The story of WarnerBrothersDiscovery (WBD)has been told before but a quick primer for those new here — WBD is the alien spawn of AT&T and Discovery, inc — AT&T being the massive telco and Discovery being the makers of high-brow content like “Ice Road Truckers” and “Storage Wars” (won’t lie, we love a bit of Storage Wars). AT&T bought WarnerMedia in 2018; before that WarnerMedia was called AOLTimeWarner (still with us?) when the media company merged with America Online. Nobody is on AOL anymore. Nobody is using AskJeeves. The AOLTimeWarner thing was a complete disaster — it was valued at $350bn! AOL now is worth, approximately, zero dollars, and WarnerBrothersDiscovery — the entity that eventually was summoned from the corporate hocus pocus – is worth about $22bn. For reference, AT&T bought WarnerMedia for about $88bn.
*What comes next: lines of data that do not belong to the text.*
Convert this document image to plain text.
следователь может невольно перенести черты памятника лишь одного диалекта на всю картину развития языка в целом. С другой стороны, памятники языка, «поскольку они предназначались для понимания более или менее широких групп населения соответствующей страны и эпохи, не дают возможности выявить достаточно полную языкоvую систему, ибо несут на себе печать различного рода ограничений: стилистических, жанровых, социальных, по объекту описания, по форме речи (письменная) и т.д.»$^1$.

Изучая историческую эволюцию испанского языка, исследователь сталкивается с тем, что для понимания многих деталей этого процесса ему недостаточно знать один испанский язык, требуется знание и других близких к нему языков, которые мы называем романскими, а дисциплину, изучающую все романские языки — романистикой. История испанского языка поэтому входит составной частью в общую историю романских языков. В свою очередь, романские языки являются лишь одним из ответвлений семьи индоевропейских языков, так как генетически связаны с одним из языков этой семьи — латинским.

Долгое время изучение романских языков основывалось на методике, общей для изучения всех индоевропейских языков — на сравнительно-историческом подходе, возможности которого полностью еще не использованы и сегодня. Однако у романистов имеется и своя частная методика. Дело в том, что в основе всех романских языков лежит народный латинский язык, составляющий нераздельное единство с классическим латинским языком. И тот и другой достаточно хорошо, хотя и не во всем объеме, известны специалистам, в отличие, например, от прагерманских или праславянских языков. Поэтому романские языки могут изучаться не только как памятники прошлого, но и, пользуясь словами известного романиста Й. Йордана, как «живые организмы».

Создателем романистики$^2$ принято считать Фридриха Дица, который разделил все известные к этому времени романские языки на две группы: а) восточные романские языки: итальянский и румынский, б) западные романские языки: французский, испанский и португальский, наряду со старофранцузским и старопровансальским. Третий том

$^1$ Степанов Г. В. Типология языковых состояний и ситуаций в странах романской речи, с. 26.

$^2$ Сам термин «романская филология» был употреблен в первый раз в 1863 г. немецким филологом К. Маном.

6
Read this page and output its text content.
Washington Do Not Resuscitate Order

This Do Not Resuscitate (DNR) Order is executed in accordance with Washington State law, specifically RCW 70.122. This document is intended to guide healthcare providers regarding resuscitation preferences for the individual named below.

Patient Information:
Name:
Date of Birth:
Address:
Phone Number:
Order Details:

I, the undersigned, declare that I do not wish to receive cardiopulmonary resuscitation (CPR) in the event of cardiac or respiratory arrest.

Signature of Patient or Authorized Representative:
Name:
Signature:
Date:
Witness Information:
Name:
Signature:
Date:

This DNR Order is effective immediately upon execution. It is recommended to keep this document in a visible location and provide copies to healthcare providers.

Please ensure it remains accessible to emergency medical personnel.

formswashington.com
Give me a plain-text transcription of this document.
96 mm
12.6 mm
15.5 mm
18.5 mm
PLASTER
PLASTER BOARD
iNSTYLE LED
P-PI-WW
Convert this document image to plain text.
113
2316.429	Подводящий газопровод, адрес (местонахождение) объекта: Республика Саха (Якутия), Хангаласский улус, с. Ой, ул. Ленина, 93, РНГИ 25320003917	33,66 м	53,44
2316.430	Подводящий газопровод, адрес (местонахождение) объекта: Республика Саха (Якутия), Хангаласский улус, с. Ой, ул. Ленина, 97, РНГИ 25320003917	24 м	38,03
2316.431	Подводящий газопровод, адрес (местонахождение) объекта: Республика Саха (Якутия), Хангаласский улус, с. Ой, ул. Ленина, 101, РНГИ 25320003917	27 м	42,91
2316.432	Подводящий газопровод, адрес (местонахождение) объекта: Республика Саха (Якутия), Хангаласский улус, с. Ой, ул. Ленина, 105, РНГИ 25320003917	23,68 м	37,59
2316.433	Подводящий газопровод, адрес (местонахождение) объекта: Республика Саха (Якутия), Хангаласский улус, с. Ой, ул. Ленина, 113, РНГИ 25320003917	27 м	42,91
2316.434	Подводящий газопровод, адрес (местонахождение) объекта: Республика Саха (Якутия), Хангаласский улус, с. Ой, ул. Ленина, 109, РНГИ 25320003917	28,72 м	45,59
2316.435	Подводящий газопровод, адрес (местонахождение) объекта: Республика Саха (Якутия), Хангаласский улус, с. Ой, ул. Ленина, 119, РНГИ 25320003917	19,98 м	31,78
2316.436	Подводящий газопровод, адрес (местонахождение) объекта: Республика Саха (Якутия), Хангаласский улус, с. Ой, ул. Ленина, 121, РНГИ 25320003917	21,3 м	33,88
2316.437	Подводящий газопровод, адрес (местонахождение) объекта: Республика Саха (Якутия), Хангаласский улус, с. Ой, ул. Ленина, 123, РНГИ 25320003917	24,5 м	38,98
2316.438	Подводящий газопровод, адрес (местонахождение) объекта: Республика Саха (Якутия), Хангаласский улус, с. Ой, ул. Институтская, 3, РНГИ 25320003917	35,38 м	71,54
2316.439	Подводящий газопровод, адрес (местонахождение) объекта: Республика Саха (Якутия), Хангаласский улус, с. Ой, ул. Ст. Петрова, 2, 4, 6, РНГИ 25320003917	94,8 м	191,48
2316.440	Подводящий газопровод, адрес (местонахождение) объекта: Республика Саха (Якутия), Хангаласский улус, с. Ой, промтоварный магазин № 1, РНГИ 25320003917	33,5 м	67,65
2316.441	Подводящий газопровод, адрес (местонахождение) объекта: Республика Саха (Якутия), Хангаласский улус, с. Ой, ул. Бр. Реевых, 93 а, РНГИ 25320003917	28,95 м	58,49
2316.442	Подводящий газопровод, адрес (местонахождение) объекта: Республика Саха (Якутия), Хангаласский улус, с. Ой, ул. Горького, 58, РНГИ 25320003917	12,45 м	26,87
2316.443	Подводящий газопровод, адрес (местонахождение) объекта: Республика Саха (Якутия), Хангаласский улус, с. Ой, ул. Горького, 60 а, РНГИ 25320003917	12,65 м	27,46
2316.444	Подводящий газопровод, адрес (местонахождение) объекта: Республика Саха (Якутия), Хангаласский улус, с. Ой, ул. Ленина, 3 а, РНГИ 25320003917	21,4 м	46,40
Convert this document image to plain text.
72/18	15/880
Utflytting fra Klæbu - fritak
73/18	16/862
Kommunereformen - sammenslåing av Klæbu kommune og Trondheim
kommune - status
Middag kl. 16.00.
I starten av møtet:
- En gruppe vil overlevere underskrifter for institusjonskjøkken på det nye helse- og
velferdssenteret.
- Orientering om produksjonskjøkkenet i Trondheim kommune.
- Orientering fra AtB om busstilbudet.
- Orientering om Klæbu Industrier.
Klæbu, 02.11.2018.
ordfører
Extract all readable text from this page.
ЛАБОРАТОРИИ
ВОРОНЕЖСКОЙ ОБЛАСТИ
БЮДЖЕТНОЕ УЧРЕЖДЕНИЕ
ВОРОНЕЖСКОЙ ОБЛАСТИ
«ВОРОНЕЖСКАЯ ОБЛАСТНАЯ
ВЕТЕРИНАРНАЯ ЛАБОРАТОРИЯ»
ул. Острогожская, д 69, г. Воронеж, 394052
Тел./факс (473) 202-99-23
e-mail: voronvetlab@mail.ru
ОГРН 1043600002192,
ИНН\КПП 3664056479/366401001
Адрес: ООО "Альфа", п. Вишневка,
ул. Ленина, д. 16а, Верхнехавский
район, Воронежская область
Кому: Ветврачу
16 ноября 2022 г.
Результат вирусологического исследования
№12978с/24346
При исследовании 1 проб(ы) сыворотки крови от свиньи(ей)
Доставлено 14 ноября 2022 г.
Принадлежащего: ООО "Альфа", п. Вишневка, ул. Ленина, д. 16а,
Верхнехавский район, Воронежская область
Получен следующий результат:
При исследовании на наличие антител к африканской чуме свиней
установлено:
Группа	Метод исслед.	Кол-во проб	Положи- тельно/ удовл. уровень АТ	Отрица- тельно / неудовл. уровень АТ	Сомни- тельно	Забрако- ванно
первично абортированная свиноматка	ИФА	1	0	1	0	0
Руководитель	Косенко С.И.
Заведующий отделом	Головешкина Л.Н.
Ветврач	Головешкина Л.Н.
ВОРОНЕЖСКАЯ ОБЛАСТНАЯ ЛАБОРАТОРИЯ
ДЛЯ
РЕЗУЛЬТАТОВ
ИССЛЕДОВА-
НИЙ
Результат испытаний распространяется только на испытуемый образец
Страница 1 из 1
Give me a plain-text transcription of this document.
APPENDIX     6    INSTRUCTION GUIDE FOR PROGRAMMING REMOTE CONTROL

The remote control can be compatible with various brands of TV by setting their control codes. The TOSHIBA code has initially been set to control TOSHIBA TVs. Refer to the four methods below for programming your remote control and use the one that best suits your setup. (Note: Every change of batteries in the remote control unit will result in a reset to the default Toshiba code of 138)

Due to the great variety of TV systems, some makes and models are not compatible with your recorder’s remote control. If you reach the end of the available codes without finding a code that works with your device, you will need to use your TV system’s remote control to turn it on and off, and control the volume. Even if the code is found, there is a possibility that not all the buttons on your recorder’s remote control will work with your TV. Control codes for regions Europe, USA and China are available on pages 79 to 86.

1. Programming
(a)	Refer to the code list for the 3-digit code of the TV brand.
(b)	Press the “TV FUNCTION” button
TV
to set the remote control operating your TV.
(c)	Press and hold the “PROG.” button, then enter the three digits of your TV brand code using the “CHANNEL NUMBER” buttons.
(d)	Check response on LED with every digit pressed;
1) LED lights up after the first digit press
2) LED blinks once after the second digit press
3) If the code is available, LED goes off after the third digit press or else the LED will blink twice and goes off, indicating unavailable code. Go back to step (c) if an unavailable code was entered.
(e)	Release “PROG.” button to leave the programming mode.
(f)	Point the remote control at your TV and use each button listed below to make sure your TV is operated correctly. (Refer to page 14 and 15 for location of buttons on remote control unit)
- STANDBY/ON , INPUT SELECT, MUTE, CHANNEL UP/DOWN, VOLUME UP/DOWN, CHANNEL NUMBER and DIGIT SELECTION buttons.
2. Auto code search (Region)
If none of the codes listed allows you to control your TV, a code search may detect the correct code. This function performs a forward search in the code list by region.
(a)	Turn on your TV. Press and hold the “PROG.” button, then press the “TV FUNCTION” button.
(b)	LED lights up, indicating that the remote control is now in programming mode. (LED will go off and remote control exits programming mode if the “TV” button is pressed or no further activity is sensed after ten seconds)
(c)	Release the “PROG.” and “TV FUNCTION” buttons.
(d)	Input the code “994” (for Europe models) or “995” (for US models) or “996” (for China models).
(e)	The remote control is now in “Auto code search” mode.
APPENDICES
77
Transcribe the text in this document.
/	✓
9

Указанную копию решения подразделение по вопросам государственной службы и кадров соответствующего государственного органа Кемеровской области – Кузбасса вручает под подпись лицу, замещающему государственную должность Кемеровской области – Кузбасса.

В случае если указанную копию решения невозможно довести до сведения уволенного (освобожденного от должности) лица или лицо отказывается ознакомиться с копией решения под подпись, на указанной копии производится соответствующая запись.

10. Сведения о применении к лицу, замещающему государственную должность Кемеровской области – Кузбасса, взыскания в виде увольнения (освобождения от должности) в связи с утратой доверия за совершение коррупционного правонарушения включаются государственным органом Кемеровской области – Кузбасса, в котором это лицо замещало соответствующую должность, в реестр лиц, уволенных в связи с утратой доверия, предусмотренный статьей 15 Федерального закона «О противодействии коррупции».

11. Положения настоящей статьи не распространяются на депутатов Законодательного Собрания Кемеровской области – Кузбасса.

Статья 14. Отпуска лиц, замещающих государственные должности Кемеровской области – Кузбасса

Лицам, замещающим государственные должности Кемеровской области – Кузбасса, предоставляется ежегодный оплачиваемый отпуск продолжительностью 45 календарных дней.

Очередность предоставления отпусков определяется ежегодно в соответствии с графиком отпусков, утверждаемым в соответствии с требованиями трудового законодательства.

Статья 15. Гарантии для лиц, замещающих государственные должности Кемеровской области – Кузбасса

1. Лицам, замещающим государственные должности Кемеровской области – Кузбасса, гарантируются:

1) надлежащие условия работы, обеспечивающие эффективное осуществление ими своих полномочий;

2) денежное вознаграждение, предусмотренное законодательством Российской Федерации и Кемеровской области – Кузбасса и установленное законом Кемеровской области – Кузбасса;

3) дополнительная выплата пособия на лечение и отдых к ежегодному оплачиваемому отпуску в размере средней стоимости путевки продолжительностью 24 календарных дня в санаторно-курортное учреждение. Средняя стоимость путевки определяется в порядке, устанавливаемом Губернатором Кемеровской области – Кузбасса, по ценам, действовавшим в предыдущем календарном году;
So, it’s a lot less money. Either way you cut it.

Happier times — Steve Case and Jerry Levin floating AOLTimeWarner

Now, Discovery was controlled mostly by John Malone (Al Gore called him the Darth Vader of cable) and Malone still have a big stake in the new company. When Discovery merged with WarnerMedia they made David Zaslav CEO, who was previously the CEO of Discovery. Mostly because of Malone — the dude has tentacles everywhere, and Zaslav is “his man”.

You might say — this is all very well and good — but so what? Well, for one, Zaslav is not a Hollywood kind of person. He is a Storage Wars kind of person. Hollywood doesn’t really like Zaslav. He’s cut $12bn in debt — needed, because the company was loaded with debt like the sloppy fries you get at Wendy’s. He’s also cut things like the Batgirl movie (a tax write-off), a bunch of costs at CNN, staff, HBO shows — he’s kind of going on a spree of cutting costs. Hollywood doesn’t like that. Shareholders did, until today, where the stock dropped 19%.

Like — 19% of the stock’s value! Eroded within a day! Why did this happen? The biggest thing — the debt to adjusted income ratio target, which was 2.5-3.0x, is now deemed unfeasible. Translation: they can’t cut much else. The other thing Zaslav said was “we’re in an era of generational change”.

Well — of course. The TV ad model doesn’t work anymore. It worked well for a long time. Now it isn’t. But “generational change” feels a little like a cop-out. We all know that streaming is here. It’s kind of like the Western Union incredulously saying we’re going through “generational change” with the telephone in 1950. “What’s wrong with the telegraph?!”

So — a few questions. The first is whether Zaslav is the right person to keep leading WBD. He isn’t well liked. Hollywood is a people business. He was perhaps the right person to act as the hatchet man, cutting costs like Patrick Bateman in American Psycho. But now there is the question of performance — CNN has been disappointing, with Chris Licht coming-and-going, and HBO’s much vaunted The Idol ended up being cancelled. Meanwhile, the DC universe fails to pop. The second is what does the future of WBD look like? It’s got all these assets — CNN, Warner Bros, DC, Discovery, HBO — how does it capitalise upon them? Malone is the de-facto power behind the throne, and he doesn’t suffer fools gladly — heads may roll.

Here’s why we still like WBD, though — the streaming unit actually made a profit — $111mn. That’s not bad, with about 95mn subscribers worldwide. We also think the movie segment deserves a look — Barbie pulled in $1.5bn worldwide. There’s some good parts, there, but the overall business is marred by its pile of debt (on the bright side, all that debt is fixed interest, at least). But more work is needed — an adj. lost of ~$400mn isn’t exactly good news, but it isn’t bad news either.

Meanwhile, Disney reported EPS of 0.80c per share — well ahead of Wall Street’s expectations. Streaming service saw a ~$387mn loss, while it gained another 7mn subscribers. Signs of a turnaround — we wrote recently about the company’s tough time, and it looks like there’s some kind of light on the horizon. Remaining buy on both.